A meta-comedy that is conscious about its fun-ness, though not all of the gags hit the sweet spot in this final installment of Edgar Wright’s ‘Cornetto’ trilogy.
Cast: Simon Pegg, Nick Frost, Martin Freeman, Paddy Considine, Eddie Marsan
Plot: Five friends who reunite in an attempt to top their epic pub crawl from 20 years earlier unwittingly become humankind’s only hope for survival.
Distributor: United International Pictures
Subject Matter: Moderate
Narrative Style: Slightly Complex
Audience Type: Slightly Mainstream
Viewed: In Theatres
First Published: 28 Sep 2013
Edgar Wright, Simon Pegg and Nick Frost first hit the big time with their breakthrough feature Shaun of the Dead (2004), regarded as the first of the Cornetto trilogy that includes Hot Fuzz (2007) and now The World’s End.
It’s a wacky reference to the flavour of the Cornetto ice-cream that appears in the three films.
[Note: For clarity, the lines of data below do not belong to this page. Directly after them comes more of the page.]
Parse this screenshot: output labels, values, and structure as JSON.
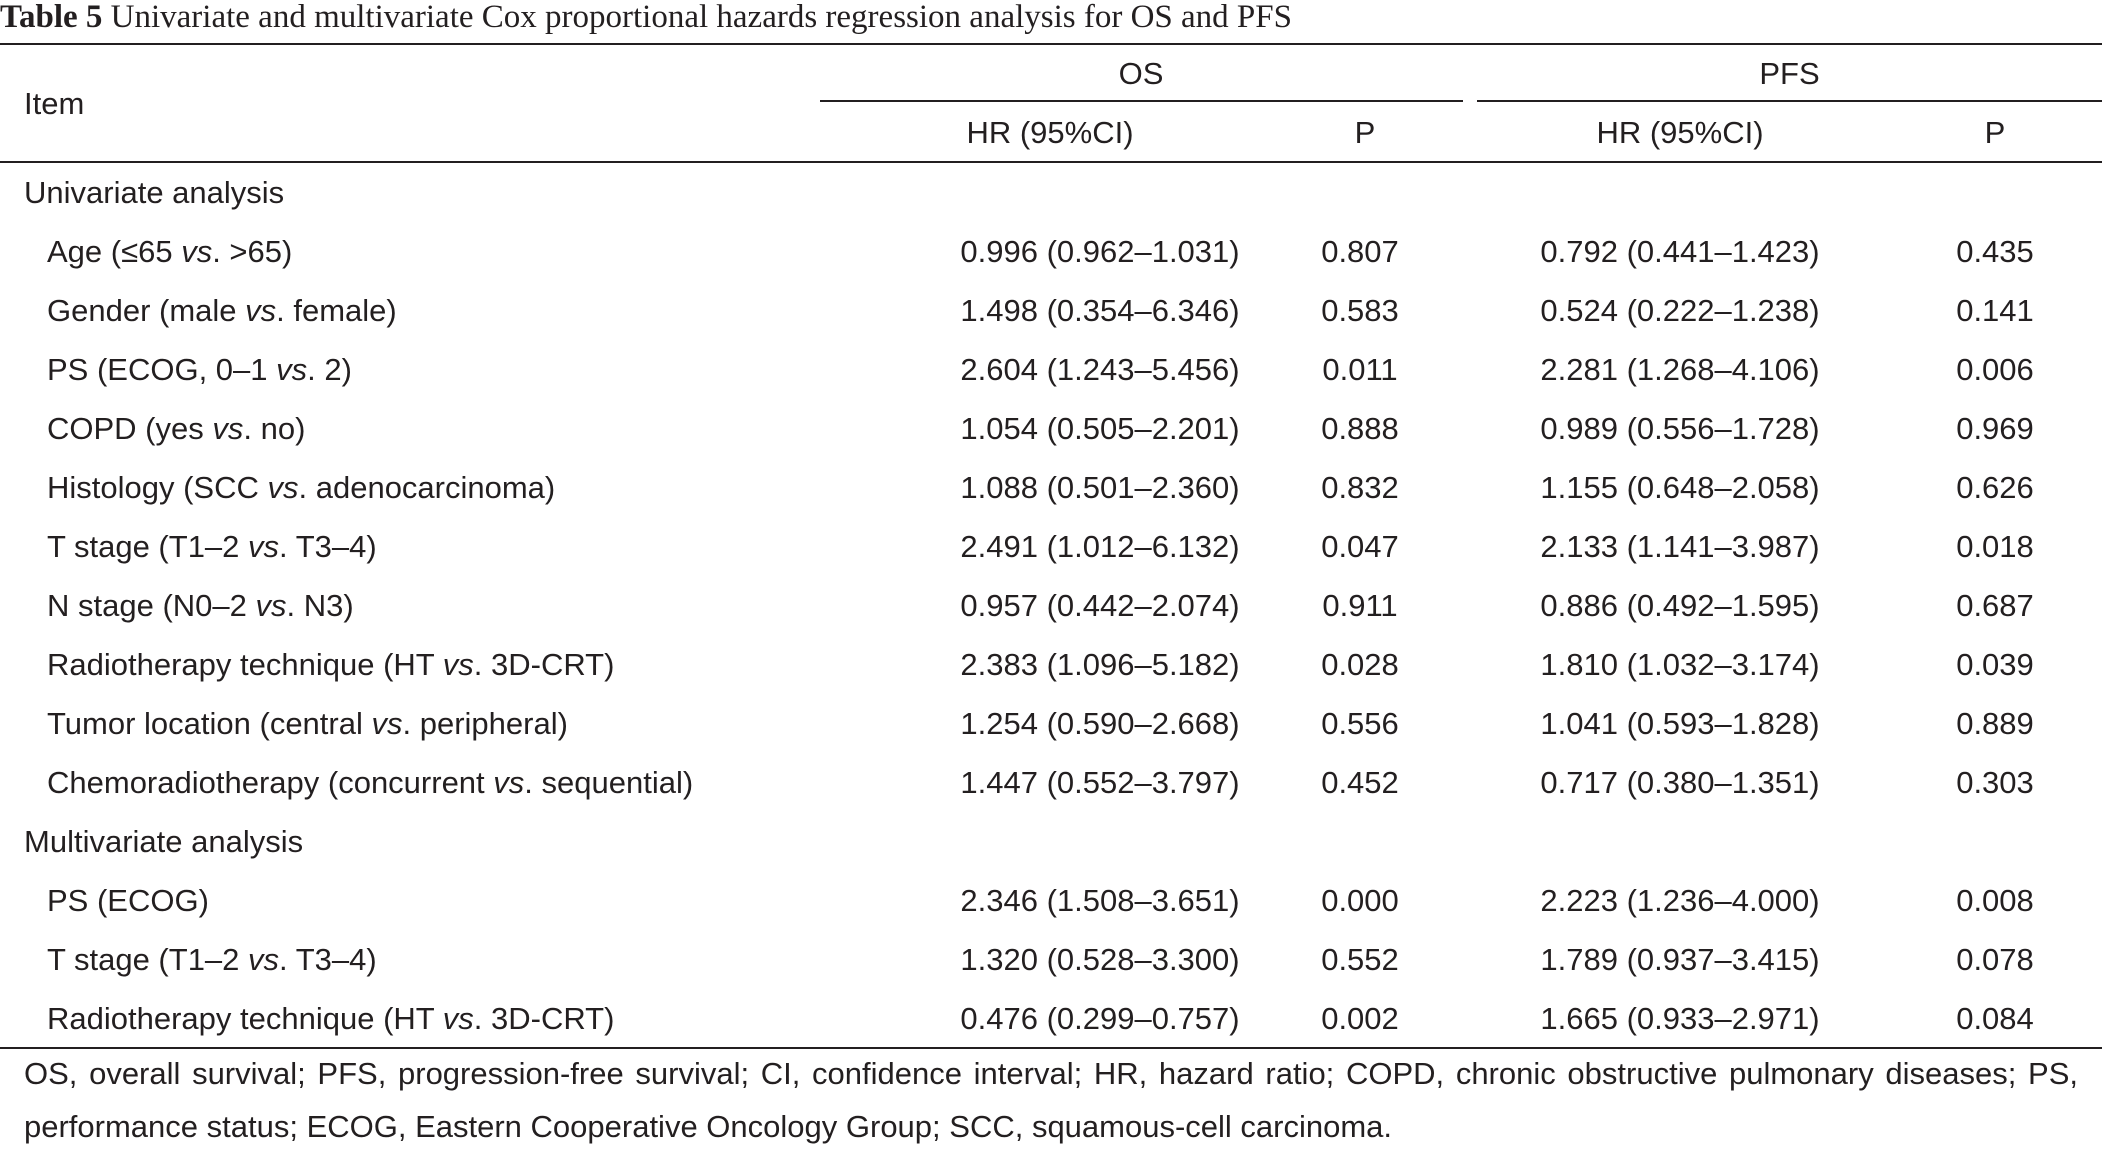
{
  "caption": {
    "label": "Table 5",
    "text": "Univariate and multivariate Cox proportional hazards regression analysis for OS and PFS"
  },
  "header": {
    "item": "Item",
    "os": "OS",
    "pfs": "PFS",
    "hr": "HR (95%CI)",
    "p": "P"
  },
  "sections": [
    {
      "title": "Univariate analysis",
      "rows": [
        {
          "label_pre": "Age (≤65 ",
          "vs": "vs",
          "label_post": ". >65)",
          "os_hr": "0.996 (0.962–1.031)",
          "os_p": "0.807",
          "pfs_hr": "0.792 (0.441–1.423)",
          "pfs_p": "0.435"
        },
        {
          "label_pre": "Gender (male ",
          "vs": "vs",
          "label_post": ". female)",
          "os_hr": "1.498 (0.354–6.346)",
          "os_p": "0.583",
          "pfs_hr": "0.524 (0.222–1.238)",
          "pfs_p": "0.141"
        },
        {
          "label_pre": "PS (ECOG, 0–1 ",
          "vs": "vs",
          "label_post": ". 2)",
          "os_hr": "2.604 (1.243–5.456)",
          "os_p": "0.011",
          "pfs_hr": "2.281 (1.268–4.106)",
          "pfs_p": "0.006"
        },
        {
          "label_pre": "COPD (yes ",
          "vs": "vs",
          "label_post": ". no)",
          "os_hr": "1.054 (0.505–2.201)",
          "os_p": "0.888",
          "pfs_hr": "0.989 (0.556–1.728)",
          "pfs_p": "0.969"
        },
        {
          "label_pre": "Histology (SCC ",
          "vs": "vs",
          "label_post": ". adenocarcinoma)",
          "os_hr": "1.088 (0.501–2.360)",
          "os_p": "0.832",
          "pfs_hr": "1.155 (0.648–2.058)",
          "pfs_p": "0.626"
        },
        {
          "label_pre": "T stage (T1–2 ",
          "vs": "vs",
          "label_post": ". T3–4)",
          "os_hr": "2.491 (1.012–6.132)",
          "os_p": "0.047",
          "pfs_hr": "2.133 (1.141–3.987)",
          "pfs_p": "0.018"
        },
        {
          "label_pre": "N stage (N0–2 ",
          "vs": "vs",
          "label_post": ". N3)",
          "os_hr": "0.957 (0.442–2.074)",
          "os_p": "0.911",
          "pfs_hr": "0.886 (0.492–1.595)",
          "pfs_p": "0.687"
        },
        {
          "label_pre": "Radiotherapy technique (HT ",
          "vs": "vs",
          "label_post": ". 3D-CRT)",
          "os_hr": "2.383 (1.096–5.182)",
          "os_p": "0.028",
          "pfs_hr": "1.810 (1.032–3.174)",
          "pfs_p": "0.039"
        },
        {
          "label_pre": "Tumor location (central ",
          "vs": "vs",
          "label_post": ". peripheral)",
          "os_hr": "1.254 (0.590–2.668)",
          "os_p": "0.556",
          "pfs_hr": "1.041 (0.593–1.828)",
          "pfs_p": "0.889"
        },
        {
          "label_pre": "Chemoradiotherapy (concurrent ",
          "vs": "vs",
          "label_post": ". sequential)",
          "os_hr": "1.447 (0.552–3.797)",
          "os_p": "0.452",
          "pfs_hr": "0.717 (0.380–1.351)",
          "pfs_p": "0.303"
        }
      ]
    },
    {
      "title": "Multivariate analysis",
      "rows": [
        {
          "label_pre": "PS (ECOG)",
          "vs": "",
          "label_post": "",
          "os_hr": "2.346 (1.508–3.651)",
          "os_p": "0.000",
          "pfs_hr": "2.223 (1.236–4.000)",
          "pfs_p": "0.008"
        },
        {
          "label_pre": "T stage (T1–2 ",
          "vs": "vs",
          "label_post": ". T3–4)",
          "os_hr": "1.320 (0.528–3.300)",
          "os_p": "0.552",
          "pfs_hr": "1.789 (0.937–3.415)",
          "pfs_p": "0.078"
        },
        {
          "label_pre": "Radiotherapy technique (HT ",
          "vs": "vs",
          "label_post": ". 3D-CRT)",
          "os_hr": "0.476 (0.299–0.757)",
          "os_p": "0.002",
          "pfs_hr": "1.665 (0.933–2.971)",
          "pfs_p": "0.084"
        }
      ]
    }
  ],
  "footnote": "OS, overall survival; PFS, progression-free survival; CI, confidence interval; HR, hazard ratio; COPD, chronic obstructive pulmonary diseases; PS, performance status; ECOG, Eastern Cooperative Oncology Group; SCC, squamous-cell carcinoma."
}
It is interesting and you can read more on Wikipedia.
The World’s End has been quite anticipated by fans of the trio, whose brand of witty (and sometimes not so witty) brand of British jokes forms the bulk of the humour quotient in their films. But really, their humour is a means to an end, and the end is nigh.
The title of the movie refers to a pub – the twelfth and last pub in an insane pub crawl organized by a lunatic called Gary King (played by Pegg), who reunites with his buddies from high school to execute the crawl again, but this time really completing it, and making their way to The World’s End.
The premise ensures a lot of laughs, and writer-director Wright delivers in many counts, though they may not be as satisfying or hilarious as expected. But of course, expect Wright to twist his narrative in the fashion of parody, for this is a low-brow comedy with an explosion of something more.
“We’re going to see this through to the bitter end. Or… lager end.”
And it does so in the film’s most side-splitting sequence – an attack in the washroom on King and his buddies by humans of the Other kind.
It is interesting to see how the film develops, though it is not necessarily intriguing. But Wright and his actors never fail to hold our attention as he merges ideas from science-fiction and body invasion movies, both from a visual and intellectual standpoint.
The end result can feel mixed, but it is still a positive mix, though I have reservations about how the narrative turns out after the climax.
It is ultimately an irrational, preposterous and absurd film, and those are words that would aptly describe Wright’s attraction as a filmmaker.
In The World’s End, Wright has made a fun and silly movie. It is not mind-blowing, nor is it particularly unforgettable, but even though the film has its flaws, somehow Wright pulls off a (moderately) successful rabbit in the hat.